How to play a Cooperative Game Solo?

I’ve frequently written in this blog about Saunders’ Law: All cooperative board and card games should have a solo mode. It’s really more of a request to the designers and manufacturers! As someone who loves his cooperative games (and tends to present them to his friends), I need solo modes to learn the game. I enumerate a list of reasons why cooperative game need a solo mode in my blog post here, but essentially a solo mode in a cooperative game (at least for me) makes that game more likely to be purchased/played/enjoyed.

Categories

Nominally, we can break down cooperative games with solo rules into 3 separate buckets:

  1. Perfect Information vs. Hidden Information: Is the entire state of the games available to all players, or do some players hide information from each other?
  2. Solo Rules Included vs. None Included: Does the game have any solo rules?
  3. Multiple Positions vs. Single Position: If the game HAS solo rules, do they make you play multiple positions or have special rules for a single position?

Realistically, this breaks down into 5 categories for solo play:

  1. Cooperative games with perfect global information shared among all players. Solo rules NOT included  Examples: Unicornus Knights, Sentinels of the Multiverse.
  2. Cooperative games with perfect global information shared among all players. Solo rules INCLUDED, but require playing solo as if you were multiple positions. Examples: The Captain is Dead, Marvel United, Solar Storm.
  3. Cooperative games with perfect global information shared among all players.  Solo rules INCLUDED, but can play a single player in a single position.  Examples: Aeon’s End (any of them, original or War Eternal, Outcasts, etc.),
  4. Cooperative games with limited communication (thus, not all information is available to all players).
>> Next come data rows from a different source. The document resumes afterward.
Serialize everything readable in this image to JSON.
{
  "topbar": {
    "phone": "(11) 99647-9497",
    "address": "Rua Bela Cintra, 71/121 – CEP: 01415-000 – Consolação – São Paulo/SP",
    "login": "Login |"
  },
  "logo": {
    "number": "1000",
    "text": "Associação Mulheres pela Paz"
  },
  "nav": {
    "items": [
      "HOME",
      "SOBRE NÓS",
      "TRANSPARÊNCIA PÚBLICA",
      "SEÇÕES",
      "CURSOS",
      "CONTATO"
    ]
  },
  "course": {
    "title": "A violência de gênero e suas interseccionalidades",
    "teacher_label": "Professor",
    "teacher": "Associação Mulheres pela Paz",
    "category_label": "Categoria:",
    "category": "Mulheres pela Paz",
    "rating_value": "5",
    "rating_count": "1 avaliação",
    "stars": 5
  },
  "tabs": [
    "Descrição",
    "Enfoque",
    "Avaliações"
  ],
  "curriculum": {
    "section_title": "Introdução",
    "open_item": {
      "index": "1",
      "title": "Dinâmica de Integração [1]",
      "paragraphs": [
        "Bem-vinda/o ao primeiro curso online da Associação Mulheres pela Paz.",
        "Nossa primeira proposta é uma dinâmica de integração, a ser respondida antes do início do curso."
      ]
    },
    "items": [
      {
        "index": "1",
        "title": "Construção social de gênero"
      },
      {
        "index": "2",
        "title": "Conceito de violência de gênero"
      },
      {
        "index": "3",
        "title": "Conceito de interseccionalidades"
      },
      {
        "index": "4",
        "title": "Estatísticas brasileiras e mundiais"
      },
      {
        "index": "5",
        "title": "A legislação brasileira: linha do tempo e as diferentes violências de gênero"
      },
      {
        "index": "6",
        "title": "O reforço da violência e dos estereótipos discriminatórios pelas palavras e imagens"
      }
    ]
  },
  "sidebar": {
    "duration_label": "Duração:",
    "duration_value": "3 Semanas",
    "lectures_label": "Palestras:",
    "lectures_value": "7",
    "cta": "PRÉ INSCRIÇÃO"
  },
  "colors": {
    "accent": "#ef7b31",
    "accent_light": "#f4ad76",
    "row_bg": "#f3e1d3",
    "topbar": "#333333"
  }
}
Solo rules NOT included.  Examples: Far Away, Shipwreck Arcana, Wonder Woman: Challenge of the Amazons.
  5. Cooperative games with limited communication.  Solo rules INCLUDED.  None? 

There may be some games from category 5 that I don’t know of, but there is a way to approach games of both category 4 and 5 using a method we have discussed earlier called Changing Perspectives. That blog post explores the details about the Changing Perspectives idea in great depth, so we won’t dwell on that here. Today, we are going to talk about different ways to play cooperative games that tend to have perfect, global, shared information.

2P or Not 2P?

To paraphrase Shakespeare:

2P, or not 2P, that is the question:
Whether ’tis nobler in the mind to suffer
The slings and arrows of outrageous solo rules,
Or to take arms against a sea of troubles
And by opposing end them.

In other words, how do I play solo? As a solo player playing two positions or something else? (2P or not 2P?) Do I play 1 position, 2 positions, 3 positions, or even more? Do I even like the solo rules that come with the game (outrageous solo rules)? Or do I come up with my own solo rules (and by opposing, end them)?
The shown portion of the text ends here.